The Kimberley Process (KP) intercessional, which will take place from June 18 to 22 in Antwerp, Belgium, will focus on proposed reforms in the certification system to help achieve ambitious goals in the global diamond industry.
This year, the European Union is chairing the KP and India is serving as the vice-chair.
“This year, in addition to serving as vice-chair, India is chairing an ad-hoc committee on review and reform that is tackling tough issues on KP reform, including looking at the scope of the KP to address current challenges.
“They will also look into creating a permanent secretariat on the agenda for the ad-hoc committee,” explains Conflict Minerals and KP for US senior adviser Pamela Fierst-Walsh.
She adds that she is looking forward to a week of meaningful discussion with other members of the KP, as well as the independent observers of the KP, including the World Diamond Council, the Civil Society Coalition and the Diamond Development Initiative.
The US will focus on key improvements in modifying the KP this year; firstly, to encourage the KP to expand the definition of a conflict diamond from the current overly-narrow scope; and secondly, the US will urge the KP to issue a statement of support for acceptance of contemporary due diligence standards in the sourcing of rough diamonds.
“We believe these two developments will show that the KP is willing to modernise and that it can live up to expectations. These are fairly basic advances, but now is the time.”
Fierst-Walsh further explains that modern consumers are starting to realise that the KP’s definition of a conflict diamond narrowly advises only to rough diamonds whose proceeds are used to fund the efforts of armed groups against legitimate governments, and not as broad as they thought.

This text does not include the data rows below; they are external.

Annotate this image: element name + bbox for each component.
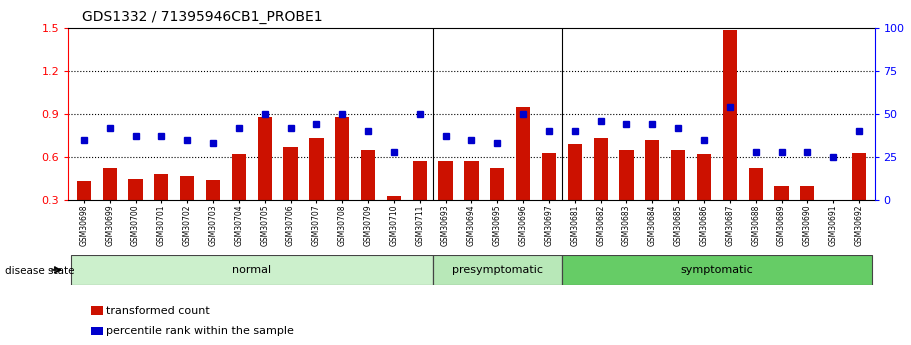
Text: transformed count: transformed count [106,306,210,315]
Text: presymptomatic: presymptomatic [452,265,543,275]
Bar [283,147,298,200]
Bar [258,117,271,200]
Bar [697,154,711,200]
Bar [77,181,91,200]
Bar [749,168,763,200]
Bar [154,174,169,200]
Bar [774,186,789,200]
Bar [413,161,427,200]
Bar [180,176,194,200]
Bar [722,30,737,200]
Bar [335,117,349,200]
Bar [800,186,814,200]
Bar [594,138,608,200]
Text: disease state: disease state [5,266,74,276]
Bar [310,138,323,200]
Bar [438,161,453,200]
Text: symptomatic: symptomatic [681,265,753,275]
Bar [490,168,505,200]
Bar [671,150,685,200]
Bar [562,255,872,285]
Bar [516,107,530,200]
Bar [619,150,633,200]
Bar [231,154,246,200]
Bar [103,168,117,200]
Bar [568,144,582,200]
Bar [465,161,478,200]
Bar [645,140,660,200]
Text: GDS1332 / 71395946CB1_PROBE1: GDS1332 / 71395946CB1_PROBE1 [82,10,322,24]
Bar [542,152,556,200]
Bar [206,180,220,200]
Bar [852,152,866,200]
Text: percentile rank within the sample: percentile rank within the sample [106,326,293,336]
Bar [128,179,143,200]
Bar [387,196,401,200]
Bar [71,255,433,285]
Text: normal: normal [232,265,271,275]
Bar [433,255,562,285]
Bar [361,150,375,200]
Bar [826,200,840,203]
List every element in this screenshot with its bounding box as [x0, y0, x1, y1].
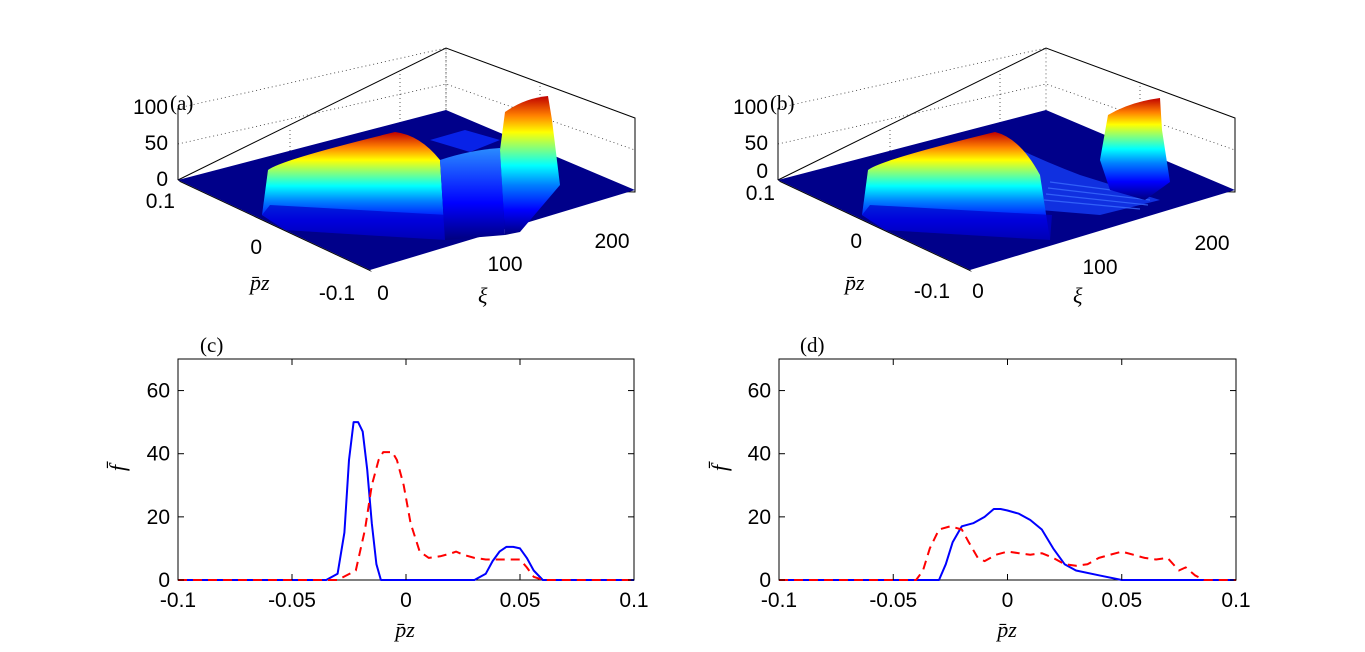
y-tick-b-0: 0 [850, 230, 862, 253]
y-label-b: p̄z [843, 270, 865, 295]
series-solid-c [178, 421, 634, 581]
x-label-a: ξ [478, 283, 488, 308]
y-tick-label-c-1: 20 [147, 506, 170, 529]
x-label-d: p̄z [995, 617, 1017, 642]
y-tick-a-0: 0 [250, 236, 262, 259]
x-tick-b-0: 0 [972, 280, 984, 303]
series-dashed-c [178, 451, 634, 581]
x-tick-b-200: 200 [1194, 232, 1229, 255]
y-tick-label-c-3: 60 [147, 380, 170, 403]
panel-b-surface: 100 50 0 0.1 0 -0.1 0 100 200 p̄z ξ (b) [733, 47, 1236, 308]
y-label-c: f̄ [105, 461, 130, 471]
panel-d-label: (d) [800, 333, 825, 357]
y-tick-a-neg0.1: -0.1 [319, 282, 355, 305]
x-tick-label-d-1: -0.05 [869, 589, 917, 612]
x-tick-label-c-1: -0.05 [268, 589, 316, 612]
plot-frame-c [177, 358, 635, 581]
x-label-b: ξ [1073, 283, 1083, 308]
series-solid-d [779, 508, 1236, 581]
x-tick-a-100: 100 [487, 253, 522, 276]
panel-a-surface: 100 50 0 0.1 0 -0.1 0 100 200 p̄z ξ (a) [133, 47, 636, 308]
x-tick-label-c-4: 0.1 [619, 589, 648, 612]
y-tick-b-neg0.1: -0.1 [914, 280, 950, 303]
x-label-c: p̄z [393, 617, 415, 642]
x-tick-label-c-3: 0.05 [500, 589, 541, 612]
y-tick-label-d-0: 0 [759, 569, 771, 592]
plateau-a [440, 148, 505, 240]
y-tick-label-d-2: 40 [748, 443, 771, 466]
panel-d-plot: (d) f̄ p̄z -0.1 -0.05 0 0.05 0.1 0 20 40 60 [707, 333, 1251, 642]
z-tick-b-50: 50 [745, 132, 768, 155]
y-tick-label-c-0: 0 [158, 569, 170, 592]
x-tick-a-200: 200 [594, 230, 629, 253]
y-tick-label-c-2: 40 [147, 443, 170, 466]
x-tick-label-d-4: 0.1 [1221, 589, 1250, 612]
plot-frame-d [778, 358, 1237, 581]
y-tick-label-d-1: 20 [748, 506, 771, 529]
z-tick-a-0: 0 [156, 168, 168, 191]
y-label-a: p̄z [248, 270, 270, 295]
ridge-a-2 [500, 96, 560, 235]
panel-b-label: (b) [770, 91, 795, 115]
x-tick-label-d-0: -0.1 [761, 589, 797, 612]
z-tick-a-100: 100 [133, 96, 168, 119]
x-tick-b-100: 100 [1082, 256, 1117, 279]
x-tick-a-0: 0 [377, 282, 389, 305]
panel-c-label: (c) [200, 333, 223, 357]
panel-a-label: (a) [170, 91, 193, 115]
x-tick-label-c-2: 0 [400, 589, 412, 612]
panel-c-plot: (c) f̄ p̄z -0.1 -0.05 0 0.05 0.1 0 20 40 60 [105, 333, 649, 642]
y-tick-label-d-3: 60 [748, 380, 771, 403]
x-tick-label-d-3: 0.05 [1101, 589, 1142, 612]
series-dashed-d [779, 525, 1236, 581]
x-tick-label-d-2: 0 [1002, 589, 1014, 612]
ridge-b-2 [1100, 98, 1170, 200]
y-label-d: f̄ [707, 461, 732, 471]
y-tick-a-0.1: 0.1 [146, 190, 175, 213]
z-tick-a-50: 50 [145, 132, 168, 155]
y-tick-b-0.1: 0.1 [746, 182, 775, 205]
z-tick-b-100: 100 [733, 96, 768, 119]
z-tick-b-0: 0 [756, 160, 768, 183]
x-tick-label-c-0: -0.1 [160, 589, 196, 612]
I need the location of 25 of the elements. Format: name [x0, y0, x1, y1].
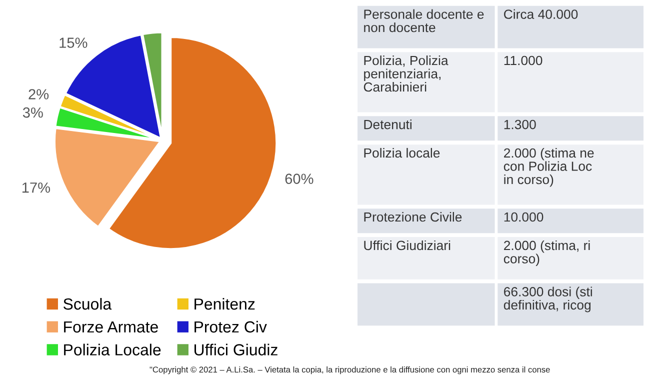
legend-label: Penitenz: [194, 298, 255, 310]
data-label: 17%: [22, 182, 50, 193]
legend-label: Protez Civ: [194, 320, 267, 333]
text: 10.000: [504, 212, 544, 222]
data-label: 60%: [285, 174, 314, 184]
data-label: 15%: [60, 38, 88, 48]
legend-label: Forze Armate: [64, 321, 158, 333]
category-label: Polizia locale: [364, 148, 440, 158]
category-label: Protezione Civile: [364, 212, 462, 222]
text: "Copyright © 2021 – A.Li.Sa. – Vietata la copia, la riproduzione e la diffusione con ogni mezzo senza il conse: [150, 366, 550, 374]
text: 1.300: [504, 120, 536, 130]
legend-label: Scuola: [64, 298, 112, 310]
text: 2.000 (stima, ri corso): [504, 240, 590, 266]
text: Circa 40.000: [504, 9, 578, 19]
text: 11.000: [504, 56, 542, 66]
legend-label: Uffici Giudiz: [194, 344, 278, 356]
data-label: 3%: [22, 107, 43, 118]
category-label: Detenuti: [364, 120, 412, 130]
category-label: Uffici Giudiziari: [364, 240, 450, 250]
text: 2.000 (stima ne con Polizia Loc in corso): [504, 148, 594, 187]
category-label: Polizia, Polizia penitenziaria, Carabinieri: [364, 55, 448, 92]
category-label: Personale docente e non docente: [364, 9, 484, 32]
data-label: 2%: [28, 89, 49, 100]
text: 66.300 dosi (sti definitiva, ricog: [504, 286, 592, 312]
legend-label: Polizia Locale: [64, 344, 161, 356]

“Many consumers will start turning to other goods that do not associate with conflict and violence, including synthetic or laboratory-grown diamonds. The KP can prevent this shift, if it is willing to support industry and diamond miners at least by expanding and strengthening the definition to meet consumer expectations.”
A broader definition would ensure better protection, for example, by keeping violence and conflict – regardless of who is responsible – out of the diamond supply chain.
Beyond the strict definition of a conflict diamond, the KP needs to send the message that it can endorse broader principles of responsible sourcing and due diligence in the rough diamonds supply chain.
“Key players in the diamond industry have already taken that step; the KP should too and evolve along with the modern supply chain, especially to help keep natural diamonds relevant,” says Fierst-Walsh.
The KP is an international, multistakeholder initiative created to increase transparency and oversight in the diamond industry to eliminate trade in conflict diamonds, or rough diamonds sold by rebel groups or their allies to fund conflict against legitimate governments.
The KP became operational in 2003, controls trade in rough diamonds between 80 member States through domestic implementation of a certification scheme that makes the trade more transparent and secure, while prohibiting trade with nonparticipants.
Fierst-Walsh commented that the KP helps limit the entrance of conflict diamonds in legitimate global trade. “The US continues to support KP as it urges its member States to embrace greater reform.”